Heute, in demokratischen Zeiten, kommen als Verbrecher am Seelenleben Fürstenhäuser nicht mehr in Betracht. Die Anregung zur Publikation der vorliegenden Hauseriana hat Jeffrey M. Masson gegeben, bekanntgeworden durch die Wiedereinführung der Verführungstheorie, die Freud schließlich verworfen hatte, in die psychoanalytische Neurosentherapie. Mit der Aufgabe der Triebtheorie, der Phantasietätigkeit und der Verdrängung wäre aber auch die Psychoanalyse aufgehoben. Was nach Masson bleibt, ist eine grobe Fassung der Verdrängung als bloßes Vergessen, was der Therapeut im Glauben an den endemischen Seelenmord (sexueller Mißbrauch) rückgängig machen kann.
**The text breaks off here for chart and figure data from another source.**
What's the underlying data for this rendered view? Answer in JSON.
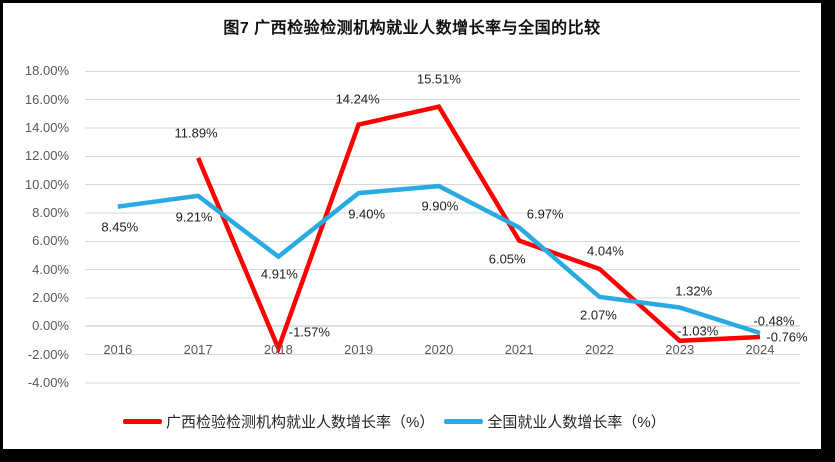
{
  "title": "图7 广西检验检测机构就业人数增长率与全国的比较",
  "chart_data": {
    "type": "line",
    "categories": [
      "2016",
      "2017",
      "2018",
      "2019",
      "2020",
      "2021",
      "2022",
      "2023",
      "2024"
    ],
    "series": [
      {
        "name": "广西检验检测机构就业人数增长率（%）",
        "color": "#FE0000",
        "values": [
          null,
          11.89,
          -1.57,
          14.24,
          15.51,
          6.05,
          4.04,
          -1.03,
          -0.76
        ],
        "point_labels": [
          "",
          "11.89%",
          "-1.57%",
          "14.24%",
          "15.51%",
          "6.05%",
          "4.04%",
          "-1.03%",
          "-0.76%"
        ]
      },
      {
        "name": "全国就业人数增长率（%）",
        "color": "#29ABE2",
        "values": [
          8.45,
          9.21,
          4.91,
          9.4,
          9.9,
          6.97,
          2.07,
          1.32,
          -0.48
        ],
        "point_labels": [
          "8.45%",
          "9.21%",
          "4.91%",
          "9.40%",
          "9.90%",
          "6.97%",
          "2.07%",
          "1.32%",
          "-0.48%"
        ]
      }
    ],
    "xlabel": "",
    "ylabel": "",
    "ylim": [
      -4,
      18
    ],
    "ytick_step": 2,
    "ytick_labels": [
      "18.00%",
      "16.00%",
      "14.00%",
      "12.00%",
      "10.00%",
      "8.00%",
      "6.00%",
      "4.00%",
      "2.00%",
      "0.00%",
      "-2.00%",
      "-4.00%"
    ],
    "grid": "horizontal",
    "legend_position": "bottom"
  },
  "colors": {
    "grid": "#D9D9D9",
    "zero_axis": "#BFBFBF",
    "axis_text": "#595959",
    "label_text": "#1F1F1F",
    "frame_border": "#000000",
    "background": "#FFFFFF"
  }
}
Hausers Popularität erklärt sich Masson, wenig plausibel, mit der Projektion von Tätern und Opfern, die wissen, was geschehen ist, es sich aber nicht zu sagen getrauen und also Hauser vorschieben müssen. Einleuchtender ist der Vorschlag des niederländischen Literaturwissenschaftlers Walter Schönau (nicht abgedruckt), den Mythos mit dem „Familienroman“ (Verwerfung der realen Eltern oder eines Elternteils zugunsten „höherer“ Personen) und vorödipalen Verlassenheitsängsten in seiner Quicklebendigkeit zu erklären. Für Masson ist heute der Vater der böse Fürst, dem der Sohn trotzig zuruft, in Abwandlung der absolutistischen Königsmaxime, „Kaspar Hauser, c'est moi!“ Jeder ein mißbrauchter, um seine Herrschaftsrechte gebrachter Prinz oder eine Prinzessin? Die Leugnung der Phantasietätigkeit scheint die Phantasie sehr zu befördern.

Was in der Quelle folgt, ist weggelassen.